Madison BOS Hires Academy Polling Firm
After a few weeks of debate, education, and compromise, on Aug. 13 the Board of Selectmen (BOS) approved executing a contract with Great Blue Research to conduct a poll of preferred uses for the former Academy School. Because the concept of a statistically significant telephone poll had unsettled residents and some Ad-Hoc Academy Guidance Committee members, the final contract will likely have language allowing more people to participate in the process than initially anticipated.
The selected polling firm, Great Blue Research, made its initial pitch to the BOS and town in late July. The poll would be a telephone poll and 400 residents would be called to get a statistically significant result with a margin of error of less than five percent. However, due to the concern that calling a limited number of people might make some residents feel left out, residents and committee members started asking about ways to expand the number of people who could participate.
At the BOS meeting on Aug. 13, resident and Academy Committee member Kathryn Hunter said she would like to see the board approve the contract and include the opportunity for a handwritten questionnaire that any resident can fill out in addition to the phone poll.
“I am not asking that this in any way expands the questions or the period of time for polling, just that it provides another avenue or another means for the public to deliver their thoughts and opinions on this,” she said. “Great Blue has said they can do this. I believe it would be an additional cost, but I am hoping that additional cost would be very reasonable if the town in fact makes the copies of the questions, collects them here, and delivers them to Great Blue. It would mean that Great Blue just has to essentially tally the hard questionnaires and include them in the summary.”
Over a series of committee meetings, representatives from Great Blue made it clear that a handwritten form could be made possible since its proposal already includes an online survey in addition to the telephone poll. The results of those two methods would be analyzed both separately and together.
Hunter said there is no opposition on the committee to using Great Blue. Selectman Al Goldberg said he got the same feeling after speaking with Academy Committee Chair Henry Griggs.
“Chairman Griggs did also iterate the same language that Kathryn [Hunter] did in that the committee believes that the public needs some additional form of input into this process besides just the polling by phone,” he said. “They would like us when we are contracting with Great Blue to build that additional form of input into what we are hiring them to do.”
Selectmen agreed to the idea, but pointed out that it will cost more money. Since the exact figure was unknown, the BOS bumped the payment for the contract up from $10,000 to not to exceed $16,000.
“Lets get this document executed,” said Selectman Bruce Wilson. “Then we can get Great Blue in to explain to the board and to the committee how something on paper would work…I think we provide for it here and then we answer the question in due course.”
The board approved the contract and expenditure unanimously. The expenditure request now has to go before the Board of Finance for final approval because the money is coming out of the planning reserve fund and the authorization of both boards is needed to access that account.
Great Blue
The BOS invited the firm Great Blue Research to present to the board and the public as a potential polling firm on July 23. Great Blue Research, based in Cromwell, is a market research company that has decades of experience working with various municipalities across the state and greater northeast as well as industries such as utilities and healthcare.
For $10,000, Great Blue would conduct a comprehensive phone survey, calling residents with a set of committee-approved questions to get a representative sample of responses from the population.

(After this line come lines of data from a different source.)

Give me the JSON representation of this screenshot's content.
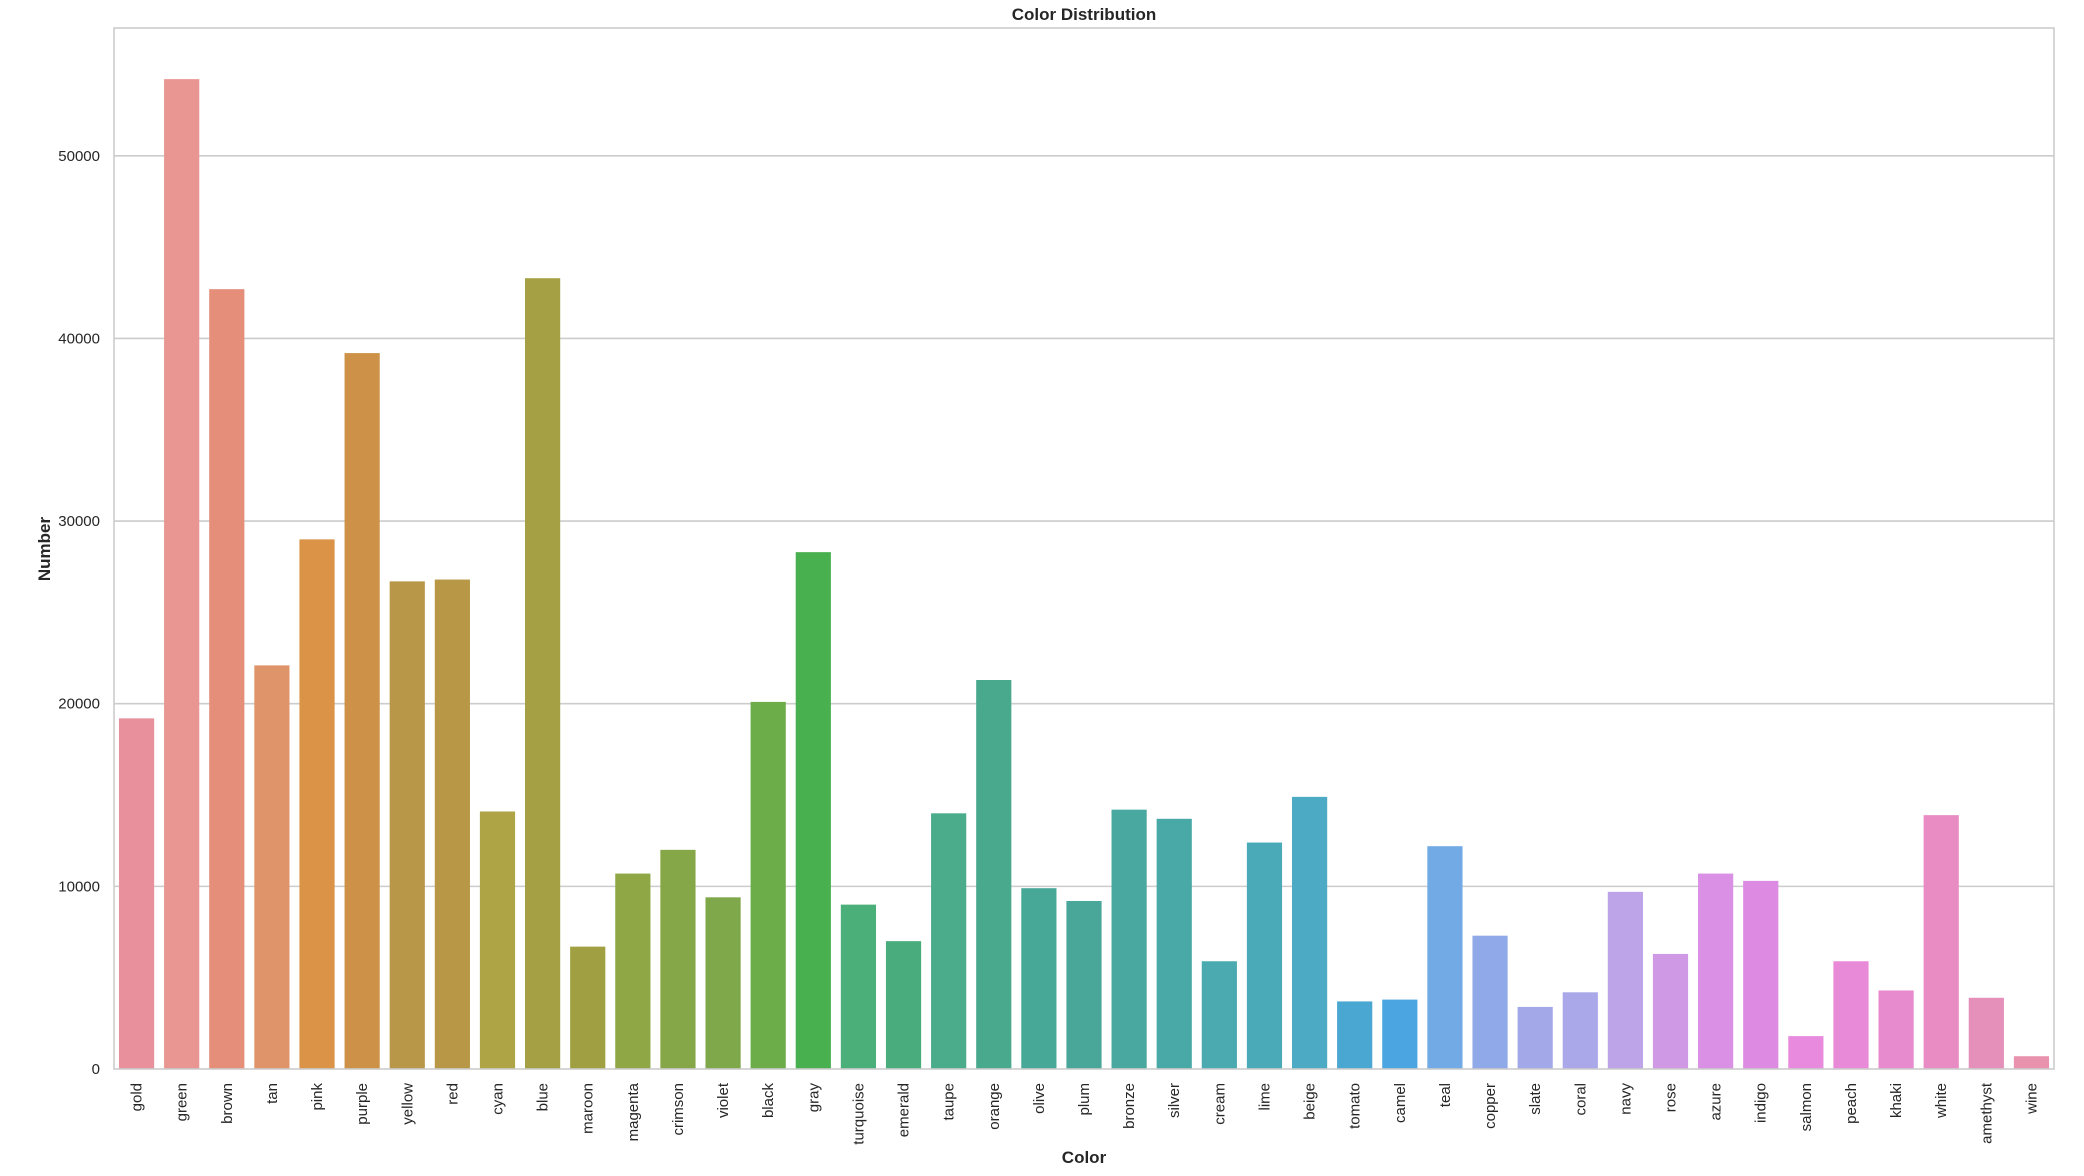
{
  "chart_data": {
    "type": "bar",
    "title": "Color Distribution",
    "xlabel": "Color",
    "ylabel": "Number",
    "ylim": [
      0,
      57000
    ],
    "yticks": [
      0,
      10000,
      20000,
      30000,
      40000,
      50000
    ],
    "ytick_labels": [
      "0",
      "10000",
      "20000",
      "30000",
      "40000",
      "50000"
    ],
    "grid": "horizontal",
    "categories": [
      "gold",
      "green",
      "brown",
      "tan",
      "pink",
      "purple",
      "yellow",
      "red",
      "cyan",
      "blue",
      "maroon",
      "magenta",
      "crimson",
      "violet",
      "black",
      "gray",
      "turquoise",
      "emerald",
      "taupe",
      "orange",
      "olive",
      "plum",
      "bronze",
      "silver",
      "cream",
      "lime",
      "beige",
      "tomato",
      "camel",
      "teal",
      "copper",
      "slate",
      "coral",
      "navy",
      "rose",
      "azure",
      "indigo",
      "salmon",
      "peach",
      "khaki",
      "white",
      "amethyst",
      "wine"
    ],
    "values": [
      19200,
      54200,
      42700,
      22100,
      29000,
      39200,
      26700,
      26800,
      14100,
      43300,
      6700,
      10700,
      12000,
      9400,
      20100,
      28300,
      9000,
      7000,
      14000,
      21300,
      9900,
      9200,
      14200,
      13700,
      5900,
      12400,
      14900,
      3700,
      3800,
      12200,
      7300,
      3400,
      4200,
      9700,
      6300,
      10700,
      10300,
      1800,
      5900,
      4300,
      13900,
      3900,
      700
    ],
    "colors": [
      "#e8919d",
      "#e99591",
      "#e58e7a",
      "#e0946a",
      "#da9347",
      "#cd9247",
      "#b99749",
      "#b89847",
      "#aea446",
      "#a5a044",
      "#a0a042",
      "#8fa744",
      "#86a747",
      "#7fa84a",
      "#6cad49",
      "#48b04f",
      "#4aaf78",
      "#48ac7c",
      "#4aac8a",
      "#48a98c",
      "#48a898",
      "#49a79a",
      "#49a8a0",
      "#49a9a6",
      "#4aaab0",
      "#4aaab8",
      "#4daac4",
      "#4aa7d2",
      "#4ba5e0",
      "#72aae6",
      "#90a9e8",
      "#a3a9e8",
      "#aaa8e8",
      "#bda3e8",
      "#cf99e5",
      "#d990e5",
      "#dd8ae3",
      "#e88add",
      "#e98ad8",
      "#e88ace",
      "#e88cc3",
      "#e490ba",
      "#e992ad"
    ]
  }
}
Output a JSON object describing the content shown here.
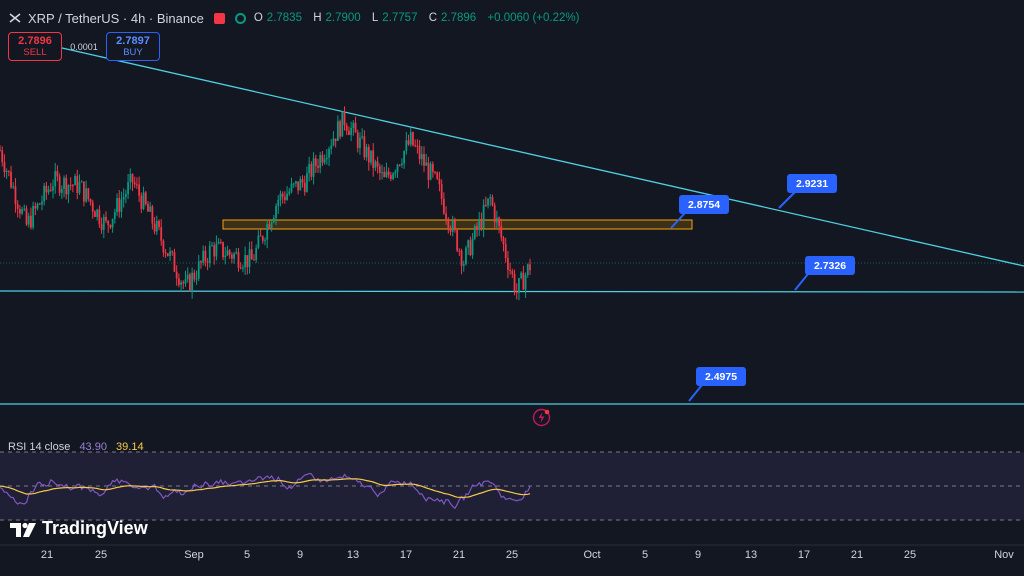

Residents quickly jumped in with questions about the no-call list, non-local cell phone numbers, and why a phone survey is the best way forward considering the dwindling number of landlines or home phones among residents.
Representatives from Great Blue said because the company isn’t selling anything, it can call numbers on the no-call list. Additionally, the list of phone numbers called is generated by billing address, not area code, so cell phones and numbers with non-local area codes are included, and a phone survey tends to be more accurate because it calls numbers at random rather than an opt-in online survey, which tends to show more extremes in opinions.
While representatives from Great Blue answered a number of questions for the public, the actual number of people who would be called for the survey—400—was a sticking point. The company would receive 10,000 numbers and would call until it got a proportional total of 400 responses, giving the survey a margin of error of just under five percent. The company would use an in-house call center to collect the data and would then report the data back to the town.